The Best Tom Quotes

Trooper: Your faith will return. Just as sure as the sun will rise.
Tom: Sounds like a long shot.

U: You stepped on my shoe, bitch!
Redman: Man, call me a bitch again and I'll park your truck... dead in yo ass!
Macy: DAMN, HOMEY!
CJ: [to the rappers] Hey yo, they comin! Over here!
RZA: If I was you, son, I'd bust this shit right now!
Method: Yo Momma!
U: I got your number too, homey.
Master: He ain't gonna bust nuthin. I got nuts bigger than him.
RZA: Oh, yeah? I'll roll up on you too... you country ass maple syrup biscuit eatin' nigga!
Master: Ya'll want some biscuits? You want some biscuits?
[a shootout happens between all the gangster rappers; Macy Gray fires a rocket launcher killing all of them and herself]
Tom: I cannot believe what just happened!
President: These men all died for their country. Send flowers to their bitches and hos.

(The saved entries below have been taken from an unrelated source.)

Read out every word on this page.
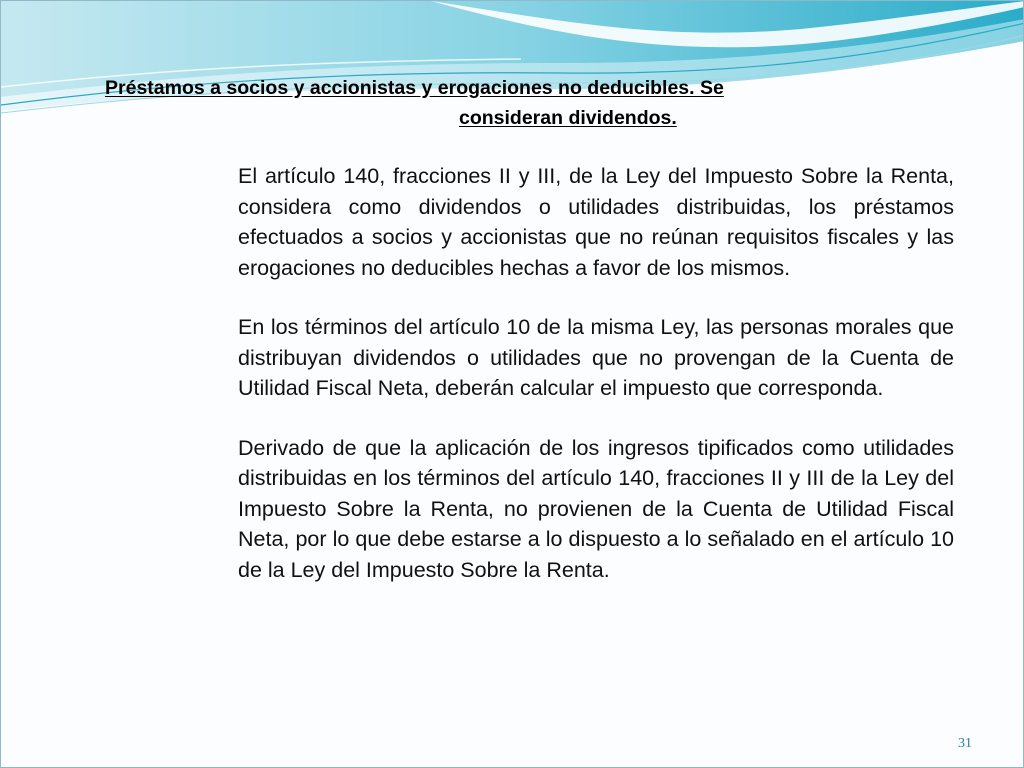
Préstamos a socios y accionistas y erogaciones no deducibles. Se
consideran dividendos.

El artículo 140, fracciones II y III, de la Ley del Impuesto Sobre la Renta, considera como dividendos o utilidades distribuidas, los préstamos efectuados a socios y accionistas que no reúnan requisitos fiscales y las erogaciones no deducibles hechas a favor de los mismos.

En los términos del artículo 10 de la misma Ley, las personas morales que distribuyan dividendos o utilidades que no provengan de la Cuenta de Utilidad Fiscal Neta, deberán calcular el impuesto que corresponda.

Derivado de que la aplicación de los ingresos tipificados como utilidades distribuidas en los términos del artículo 140, fracciones II y III de la Ley del Impuesto Sobre la Renta, no provienen de la Cuenta de Utilidad Fiscal Neta, por lo que debe estarse a lo dispuesto a lo señalado en el artículo 10 de la Ley del Impuesto Sobre la Renta.

31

George: Sue's teacher, Brenda. She's... She's dead.
Tom: Oh. I better tell her.
George: No, no, no. I can do it. Sue?
Sue: Yes?
George: You know your teacher, Miss Brenda?
Sue: Yeah.
George: She's dead!
Sue: Aah!
George: Gone forever! Died a horrible, painful death! Gone, gone, gone, just like your dog!
Sue: My dog's dead?
George: I just ran him over with the car when I drove in! Everyone you love around you is dying!

Alien: Wait please, we mean you no harm. We travel to your planet to find an evil little girl. We must destroy her before seven days.
George: You mean... You watched the video tape?
Alien: Our satellite caught up what we thought was Pootie Tang, that was a week ago. And now our entire race will die, unless the girl is destroyed.
Tom: Aw, you see, they are peaceful.
Mahalik: If they so peaceful, man, why were they choking us a few minutes ago?
Alien: Oh... that's how we say hello.
George: Well how do you guys say goodbye?
[an alien kicks George in the groin]
George: [in pain] I had to ask.

Annie: Promise me you'll never remarry.
Tom: I promise.
Annie: And no sex, either.
Tom: I'm sorry. I didn't catch that.
Annie: No sex.
Tom: Honey, you're not speaking clearly. Your injuries must be awful.
Annie: No sex.
Tom: Oh, cruel fate to shroud my wife's dying words in mystery.
Annie: [shouts] No sex!
Tom: Poor Annie. We hardly knew her. She'll be missed terribly.
Annie: Oh, Jesus.
Tom: That's right, honey. Go into the light.
Annie: Look! Just tell George, swing away.
Tom: Right. Swing away.
Annie: Oh, sure. That you understand.
[Gasps and dies]

Trooper: It's your wife, Father. She's hurt.
Tom: Annie?
Trooper: She was hit by a truck and she's pinned against a tree.
Tom: I don't understand.
Trooper: As long as the truck has her pinned, she'll stay alive.
Tom: I still don't get it.
Trooper: [shows Tom hot dog] This... is your wife.
[breaks hot dog in half]
Tom: She broke her wiener?

George: I have a dream.
Tom: What is your dream?
George: To have a dream.

Tom: [opening door] Sue?
Sue: I can't sleep.
Tom: Well, it's way past your bedtime.
Sue: Won't you rock me to sleep in your big, strong arms? There's plenty of room under the covers. It's a hot night. You don't need to wear pajamas.
Tom: Where is my daughter?
Sue: Are you mad? I am your daughter.
Tom: No you're not.
[removes dress from daughter revealing it is really Michael Jackson]

Sayaman: I'm sorry about that night. If I hadn't fallen asleep while driving for that exact 20 minutes. If I hadn't drank that exact whole bottle of Jaegermeister. If only I hadn't killed that hooker.
Tom: Sayaman. I don't see what any of this has to do with Annie.
Sayaman: I'm sorry. Those were other nights. But if it had been that night, I might have missed her.